John Currin’s Paintings Are Disgusting and Amoral. That’s Why They’re So Good

Libido is in danger of becoming a “persona non grata, an entity too embarrassing to engage with openly” in contemporary art. Figurative painting is increasingly populated with works driven by a desire to be ethically good while avoiding “interiority”. Enter the work of John Currin, an artist known for his “libidinous” portraits of women. His current work is “horny, gross and humiliating” . But it expresses a sought-after quality – spirit. “A sick spirit, undoubtedly, but a spirit nonetheless.”

Maya Lin’s Vietnam memorial blazed a path in 1982, but no one followed

Washington’s Vietnam Veterans Memorial is “the most consequential monument of the 20th century”. Initially crticised by some as a “wall of shame”, its radical character is, forty years on, more easily seen. Lin wanted the memorial to be experienced as art – “open ended, ambiguous” – rather than a “curated sentimental experience”. Although now widely copied, no similar work “forces the visitor into the emotional space and isolated contemplation” of this memorial. An interview with Lin is here.

In Memoriam: Billy Al Bengston (1934–2022)

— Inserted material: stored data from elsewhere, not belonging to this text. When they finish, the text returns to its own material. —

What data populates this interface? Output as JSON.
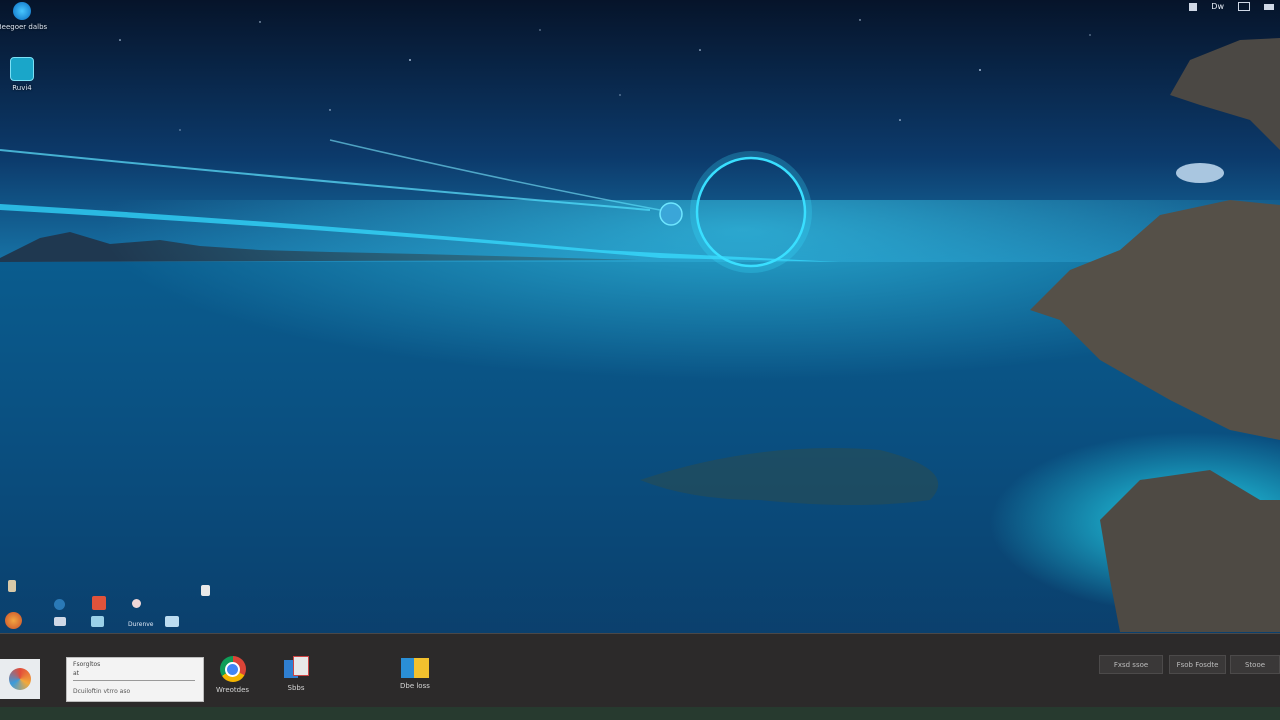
{
  "desktop": {
    "icons": [
      {
        "name": "edge-icon",
        "label": "Beegoer dalbs"
      },
      {
        "name": "app-icon",
        "label": "Ruvi4"
      }
    ],
    "cluster_label": "Durenve"
  },
  "top_tray": {
    "a": "Dw"
  },
  "taskbar": {
    "window_title": "Fsorgltos",
    "window_line2": "at",
    "window_line3": "Dcuiloftin vtrro aso",
    "chrome_label": "Wreotdes",
    "files_label": "Sbbs",
    "explorer_label": "Dbe loss",
    "tray_buttons": [
      "Fxsd ssoe",
      "Fsob Fosdte",
      "Stooe"
    ]
  },
  "colors": {
    "accent": "#19c9e6",
    "taskbar": "#2c2a2a"
  }
}
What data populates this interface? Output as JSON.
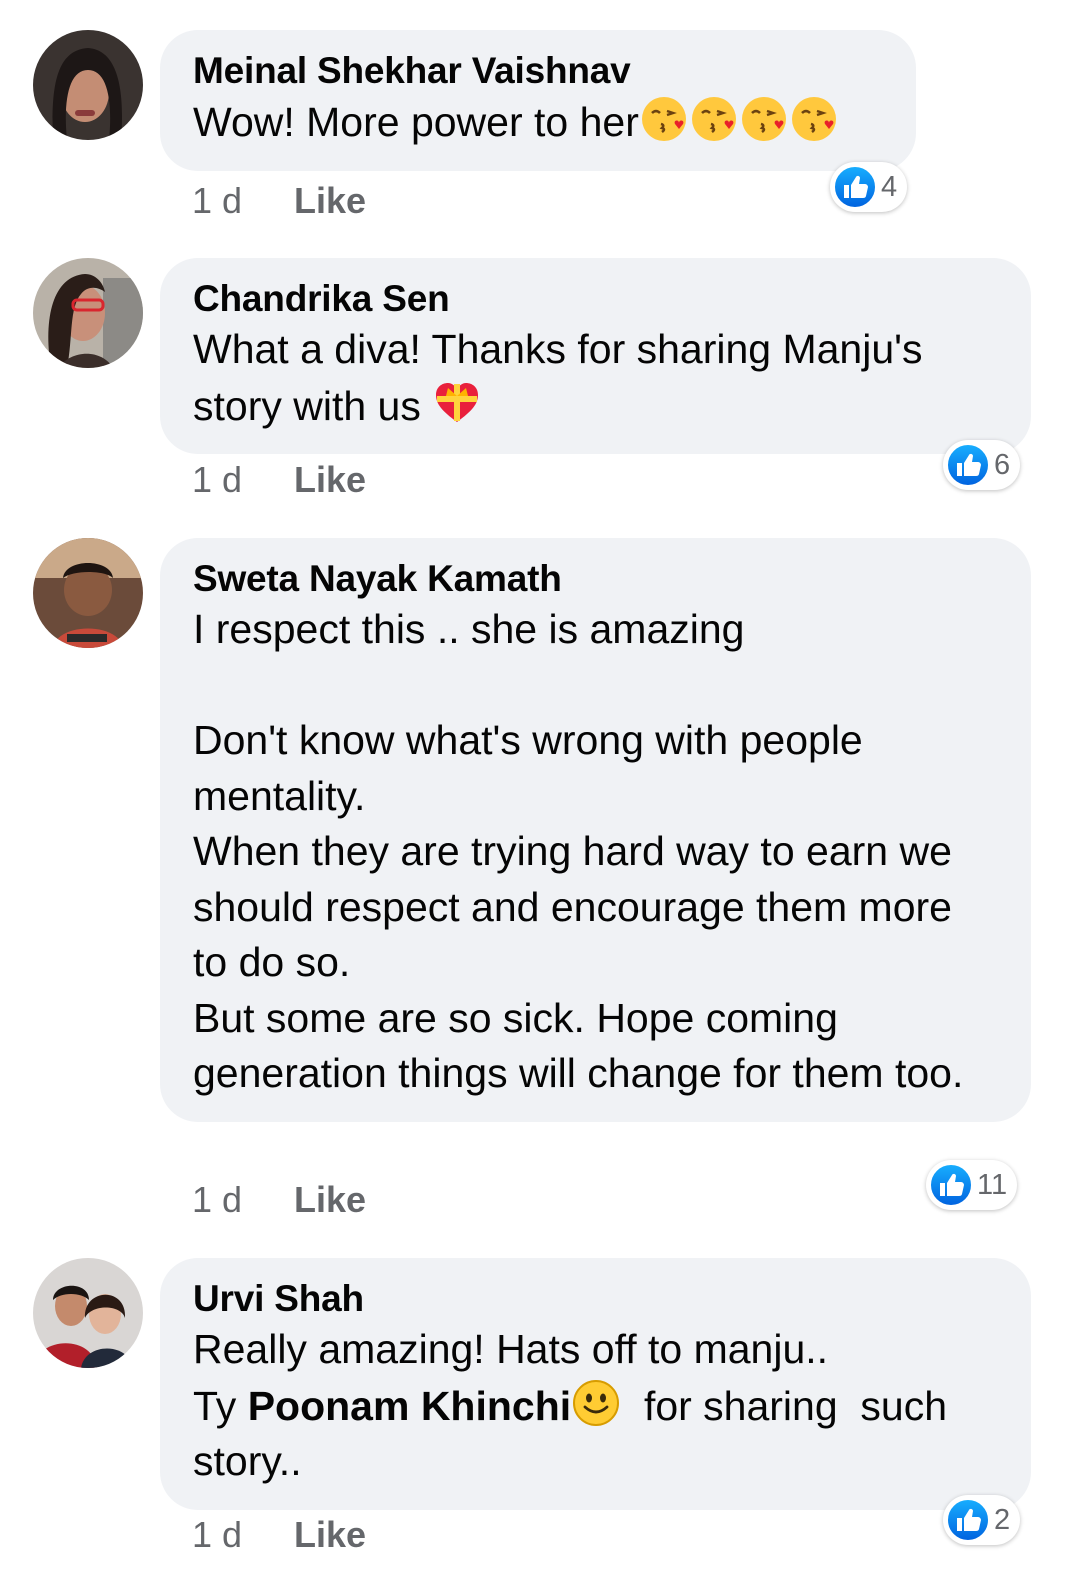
{
  "comments": [
    {
      "author": "Meinal Shekhar Vaishnav",
      "text": "Wow! More power to her",
      "emojis": [
        "face-blowing-kiss-emoji",
        "face-blowing-kiss-emoji",
        "face-blowing-kiss-emoji",
        "face-blowing-kiss-emoji"
      ],
      "time": "1 d",
      "like_label": "Like",
      "reaction_count": "4",
      "reaction_icon": "like-icon"
    },
    {
      "author": "Chandrika Sen",
      "text": "What a diva! Thanks for sharing Manju's story with us",
      "emojis": [
        "heart-with-ribbon-emoji"
      ],
      "time": "1 d",
      "like_label": "Like",
      "reaction_count": "6",
      "reaction_icon": "like-icon"
    },
    {
      "author": "Sweta Nayak Kamath",
      "text": "I respect this .. she is amazing\n\nDon't know what's wrong with people mentality.\nWhen they are trying hard way to earn we should respect and encourage them more to do so.\nBut some are so sick. Hope coming generation things will change for them too.",
      "time": "1 d",
      "like_label": "Like",
      "reaction_count": "11",
      "reaction_icon": "like-icon"
    },
    {
      "author": "Urvi Shah",
      "text_line1": "Really amazing! Hats off to manju..",
      "text_prefix": "Ty ",
      "mention": "Poonam Khinchi",
      "emoji": "smiling-face-emoji",
      "text_suffix": "  for sharing  such story..",
      "time": "1 d",
      "like_label": "Like",
      "reaction_count": "2",
      "reaction_icon": "like-icon"
    }
  ],
  "colors": {
    "bubble_bg": "#f0f2f5",
    "meta_text": "#65676b",
    "like_blue": "#1877f2"
  }
}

At one time, Los Angeles was an art world “afterthought”. Its now loftier status owes something to Bengston. His early 1960’s minimalist works, often painted with gleaming auto lacquers, referenced biker culture and were early examples of consumer culture influencing fine art. This gave LA credibility with the New York-centric art world. Presumably it was less enthused by Bengston’s later comment that “both racing and art take tenacity, talent, hard work, knowledge and skill”.

A thrilling female perspective on sex, self, birth and death

A Royal Academy group show of early twentieth century female artists is an “essay in rediscovery”.  Kollwitz – the best known – is especially accomplished though many critics also note Modersohn-Becker’s “singular brilliance”. While stylistically diverse, they were collectively “central” to the emergence of German expressionism. Further, in contrast to the “masculinised gaze” of Gauguin and Picasso, this is “art rooted in the body, in feeling … a woman’s perspective”.

Magdalena Abakanowicz at Tate Modern: strange, evocative, extremely suggestive tapestries that think they’re sculptures

You probably haven’t heard of Abakanowicz. In the 1970’s, though, her enormous textile sculptures were seen internationally as a commentary on communist Poland. More likely they explored her view that fibre is “the basic element constructing the organic world”. She helped spark a revival in fibre sculpture. Her works, resembling huge coats or hollow trees invite, as one critic puts it, “physical and psychological closeness”. This writer agrees, calling them “a superb contribution to 20th century art”.

The best female Old Master you’ve never heard of. Until now.

A chance discovery in a Vienna museum in the 1990’s has uncovered Michaelina Wautier as a major Baroque-era artist. She was adept not just in the ‘female’ domain of still lifes and portraits but also complex history paintings and even male nudes. Art market valuations have skyrocketed leading to the emergence of further works – now numbering about 40 – including some previously attributed to male artists. Wonders a curator “how did we miss these things for so long?” More background is here.